## Decide whether a given element is algebraic or transcendental over a field

Let $F$ be a field. Suppose $\alpha$ is algebraic over $F$, $\gamma$ is transcendental over $F$, that $\beta$ is algebraic over $F(\alpha)$, and $\delta$ is transcendental over $F(\alpha)$. Decide whether the following elements are algebraic or transcendental over the given field.

1. $\alpha + \beta$ over $F$
2. $1/\alpha$ over $F$
3. $\alpha+\delta$ transcendental $F$
4. $\gamma$ over $F(\alpha)$
5. Is $\gamma+\delta$ transcendental over $F$?

Note that $F(\alpha,\beta) = F(\theta)$ is a finite extension of $F$. By Theorem 5.5 in TAN, $\alpha+\beta$ is algebraic over $F$.

Since $1/\alpha \in F(\alpha)$ and $F(\alpha)$ is an algebraic (hence finite) extension of $F$, by Theorem 5.5, $1/\alpha$ is algebraic over $F$.

Suppose $\alpha+\delta$ is algebraic over $F$. Now $F(\alpha + \delta)$ is an algebraic, hence finite, extension of $F$. Then $F(\alpha+\delta,\alpha)$ is also a finite extension.
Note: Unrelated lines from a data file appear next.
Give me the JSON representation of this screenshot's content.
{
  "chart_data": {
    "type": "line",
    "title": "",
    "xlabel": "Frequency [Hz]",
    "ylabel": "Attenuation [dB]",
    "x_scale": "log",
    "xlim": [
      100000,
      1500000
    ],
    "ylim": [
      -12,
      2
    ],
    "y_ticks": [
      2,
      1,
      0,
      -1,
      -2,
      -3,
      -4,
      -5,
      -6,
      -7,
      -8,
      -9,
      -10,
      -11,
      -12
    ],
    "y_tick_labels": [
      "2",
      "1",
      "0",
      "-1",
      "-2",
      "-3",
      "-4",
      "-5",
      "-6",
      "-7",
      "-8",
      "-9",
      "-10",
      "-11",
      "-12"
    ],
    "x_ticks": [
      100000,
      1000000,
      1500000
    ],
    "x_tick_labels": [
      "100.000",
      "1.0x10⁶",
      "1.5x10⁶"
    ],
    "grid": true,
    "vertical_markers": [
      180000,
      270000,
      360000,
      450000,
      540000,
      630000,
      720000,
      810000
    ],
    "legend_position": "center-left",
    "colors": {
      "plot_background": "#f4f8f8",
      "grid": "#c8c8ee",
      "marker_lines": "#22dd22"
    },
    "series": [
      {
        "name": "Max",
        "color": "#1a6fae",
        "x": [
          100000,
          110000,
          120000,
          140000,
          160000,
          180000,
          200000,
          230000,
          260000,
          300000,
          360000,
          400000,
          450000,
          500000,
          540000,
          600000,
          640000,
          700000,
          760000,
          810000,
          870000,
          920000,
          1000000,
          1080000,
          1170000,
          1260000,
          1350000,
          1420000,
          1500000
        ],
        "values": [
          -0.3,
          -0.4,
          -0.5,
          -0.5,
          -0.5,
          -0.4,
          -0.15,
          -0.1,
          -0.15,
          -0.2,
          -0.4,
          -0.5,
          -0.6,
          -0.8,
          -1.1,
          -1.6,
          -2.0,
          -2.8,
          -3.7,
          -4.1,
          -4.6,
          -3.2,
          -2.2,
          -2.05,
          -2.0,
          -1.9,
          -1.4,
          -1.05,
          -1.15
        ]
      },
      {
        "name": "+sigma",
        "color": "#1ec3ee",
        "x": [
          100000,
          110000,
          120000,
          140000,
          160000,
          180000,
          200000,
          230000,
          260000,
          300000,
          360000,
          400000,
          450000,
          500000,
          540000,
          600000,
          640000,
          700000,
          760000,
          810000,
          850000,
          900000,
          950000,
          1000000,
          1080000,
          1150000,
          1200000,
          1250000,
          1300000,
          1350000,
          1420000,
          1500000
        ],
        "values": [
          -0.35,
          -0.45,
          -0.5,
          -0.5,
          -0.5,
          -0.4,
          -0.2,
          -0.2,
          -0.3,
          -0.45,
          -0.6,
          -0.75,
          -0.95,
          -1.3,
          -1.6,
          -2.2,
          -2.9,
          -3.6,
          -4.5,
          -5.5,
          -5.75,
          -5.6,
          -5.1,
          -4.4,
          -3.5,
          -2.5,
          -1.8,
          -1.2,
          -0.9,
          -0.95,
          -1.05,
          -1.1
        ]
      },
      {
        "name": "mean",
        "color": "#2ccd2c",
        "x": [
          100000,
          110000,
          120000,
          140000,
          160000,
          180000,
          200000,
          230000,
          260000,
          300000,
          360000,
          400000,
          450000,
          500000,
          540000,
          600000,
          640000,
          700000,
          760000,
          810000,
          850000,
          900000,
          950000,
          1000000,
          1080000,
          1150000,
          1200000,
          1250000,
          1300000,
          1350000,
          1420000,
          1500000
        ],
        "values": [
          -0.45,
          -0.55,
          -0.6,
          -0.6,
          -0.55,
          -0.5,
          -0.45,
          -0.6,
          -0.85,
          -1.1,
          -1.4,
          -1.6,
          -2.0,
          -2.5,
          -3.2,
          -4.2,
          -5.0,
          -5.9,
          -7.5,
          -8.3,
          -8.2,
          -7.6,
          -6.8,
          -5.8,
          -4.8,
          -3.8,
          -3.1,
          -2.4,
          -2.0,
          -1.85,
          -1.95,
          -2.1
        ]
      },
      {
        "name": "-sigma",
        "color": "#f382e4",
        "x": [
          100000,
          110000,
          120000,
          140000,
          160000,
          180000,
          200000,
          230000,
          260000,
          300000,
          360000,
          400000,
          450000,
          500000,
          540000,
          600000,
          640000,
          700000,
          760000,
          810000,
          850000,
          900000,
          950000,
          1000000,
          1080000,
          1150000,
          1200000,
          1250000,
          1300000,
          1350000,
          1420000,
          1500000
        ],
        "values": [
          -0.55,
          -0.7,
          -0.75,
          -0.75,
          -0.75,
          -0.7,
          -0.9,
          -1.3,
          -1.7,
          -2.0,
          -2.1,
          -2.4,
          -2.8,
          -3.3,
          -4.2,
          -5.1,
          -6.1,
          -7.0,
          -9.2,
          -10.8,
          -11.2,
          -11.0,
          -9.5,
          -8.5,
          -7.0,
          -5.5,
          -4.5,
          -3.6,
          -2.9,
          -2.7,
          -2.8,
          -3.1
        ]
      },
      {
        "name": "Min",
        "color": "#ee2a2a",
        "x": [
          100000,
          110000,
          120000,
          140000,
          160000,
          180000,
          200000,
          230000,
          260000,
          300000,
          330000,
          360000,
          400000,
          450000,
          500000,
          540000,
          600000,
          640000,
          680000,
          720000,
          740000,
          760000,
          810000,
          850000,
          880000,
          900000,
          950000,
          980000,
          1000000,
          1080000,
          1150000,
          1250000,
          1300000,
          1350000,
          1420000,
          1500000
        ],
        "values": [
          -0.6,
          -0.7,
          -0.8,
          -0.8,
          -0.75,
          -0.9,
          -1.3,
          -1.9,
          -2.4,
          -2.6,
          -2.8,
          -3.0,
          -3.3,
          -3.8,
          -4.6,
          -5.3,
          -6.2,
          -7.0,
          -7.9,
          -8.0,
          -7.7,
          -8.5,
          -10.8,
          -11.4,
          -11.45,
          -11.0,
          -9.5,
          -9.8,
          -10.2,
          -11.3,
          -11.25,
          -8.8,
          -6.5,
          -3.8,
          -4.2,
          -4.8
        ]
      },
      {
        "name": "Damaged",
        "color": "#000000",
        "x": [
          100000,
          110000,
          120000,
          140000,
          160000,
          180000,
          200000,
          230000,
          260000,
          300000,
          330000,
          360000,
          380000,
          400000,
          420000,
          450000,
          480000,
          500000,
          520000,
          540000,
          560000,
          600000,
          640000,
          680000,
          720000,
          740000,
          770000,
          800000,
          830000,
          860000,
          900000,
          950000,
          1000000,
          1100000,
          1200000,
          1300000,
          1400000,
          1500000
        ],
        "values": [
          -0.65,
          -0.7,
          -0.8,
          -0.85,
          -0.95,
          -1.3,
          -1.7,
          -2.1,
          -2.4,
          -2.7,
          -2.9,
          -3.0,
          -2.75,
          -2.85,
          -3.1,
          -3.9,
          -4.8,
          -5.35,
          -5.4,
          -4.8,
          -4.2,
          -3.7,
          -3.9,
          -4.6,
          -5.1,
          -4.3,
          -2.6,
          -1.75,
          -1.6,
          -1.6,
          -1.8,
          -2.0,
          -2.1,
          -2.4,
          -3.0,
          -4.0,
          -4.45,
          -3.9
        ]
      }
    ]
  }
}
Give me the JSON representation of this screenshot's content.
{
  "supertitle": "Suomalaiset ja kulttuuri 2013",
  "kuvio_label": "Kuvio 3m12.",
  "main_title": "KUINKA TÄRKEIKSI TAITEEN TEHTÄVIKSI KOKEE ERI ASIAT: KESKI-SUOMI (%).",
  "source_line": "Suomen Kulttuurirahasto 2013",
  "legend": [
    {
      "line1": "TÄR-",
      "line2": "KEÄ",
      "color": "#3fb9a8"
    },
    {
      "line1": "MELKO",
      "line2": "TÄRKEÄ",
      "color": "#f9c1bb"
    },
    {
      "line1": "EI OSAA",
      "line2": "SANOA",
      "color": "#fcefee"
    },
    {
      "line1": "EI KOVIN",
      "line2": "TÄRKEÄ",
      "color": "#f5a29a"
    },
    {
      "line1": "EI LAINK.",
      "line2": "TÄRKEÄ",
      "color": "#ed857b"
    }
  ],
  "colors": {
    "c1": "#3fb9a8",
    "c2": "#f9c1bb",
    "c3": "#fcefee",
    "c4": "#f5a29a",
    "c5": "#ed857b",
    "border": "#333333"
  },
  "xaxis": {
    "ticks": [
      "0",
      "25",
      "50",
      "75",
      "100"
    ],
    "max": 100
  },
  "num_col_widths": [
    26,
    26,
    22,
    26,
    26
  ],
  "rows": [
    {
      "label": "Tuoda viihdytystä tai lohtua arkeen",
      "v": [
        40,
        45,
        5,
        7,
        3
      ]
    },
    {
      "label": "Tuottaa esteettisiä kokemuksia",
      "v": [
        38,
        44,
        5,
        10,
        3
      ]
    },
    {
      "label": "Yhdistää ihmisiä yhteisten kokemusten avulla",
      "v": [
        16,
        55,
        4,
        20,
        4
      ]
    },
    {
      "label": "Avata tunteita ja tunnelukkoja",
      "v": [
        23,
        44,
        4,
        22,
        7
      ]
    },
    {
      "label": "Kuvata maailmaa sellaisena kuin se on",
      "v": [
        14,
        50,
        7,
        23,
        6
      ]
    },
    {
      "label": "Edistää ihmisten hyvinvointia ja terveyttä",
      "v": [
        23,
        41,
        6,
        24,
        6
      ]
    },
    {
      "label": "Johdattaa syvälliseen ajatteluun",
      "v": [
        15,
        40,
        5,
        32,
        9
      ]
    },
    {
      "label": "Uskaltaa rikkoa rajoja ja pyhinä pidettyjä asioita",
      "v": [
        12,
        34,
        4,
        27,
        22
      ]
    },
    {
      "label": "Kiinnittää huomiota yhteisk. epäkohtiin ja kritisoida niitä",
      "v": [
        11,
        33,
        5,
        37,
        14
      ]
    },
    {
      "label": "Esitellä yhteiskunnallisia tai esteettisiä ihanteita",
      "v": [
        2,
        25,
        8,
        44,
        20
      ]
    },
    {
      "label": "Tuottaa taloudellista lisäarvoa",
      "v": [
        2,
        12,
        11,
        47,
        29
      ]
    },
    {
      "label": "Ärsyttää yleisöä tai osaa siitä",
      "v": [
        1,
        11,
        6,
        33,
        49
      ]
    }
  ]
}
But $(\alpha+\delta) - \alpha = \delta \in F(\alpha+\delta,\alpha)$, so that (by Theorem 5.5) $\delta$ is algebraic over $F$. So $\delta$ is algebraic over $F(\alpha)$, a contradiction. Thus $\alpha+\delta$ is transcendental over $F$.

Suppose $\gamma$ is algebraic over $F(\alpha)$. Now $F(\alpha,\gamma)$ is a finite extension of $F$, so that $\gamma$ is algebraic over $F$– a contradiction. Thus $\gamma$ is transcendental over $F(\alpha)$.

Suppose $\delta = -\gamma$; then $\gamma + \delta = 0$ is (trivially) algebraic over $F$. So $\gamma + \delta$ need not be transcendental over $F$. More generally, consider $\alpha+\gamma$ and $-\gamma$.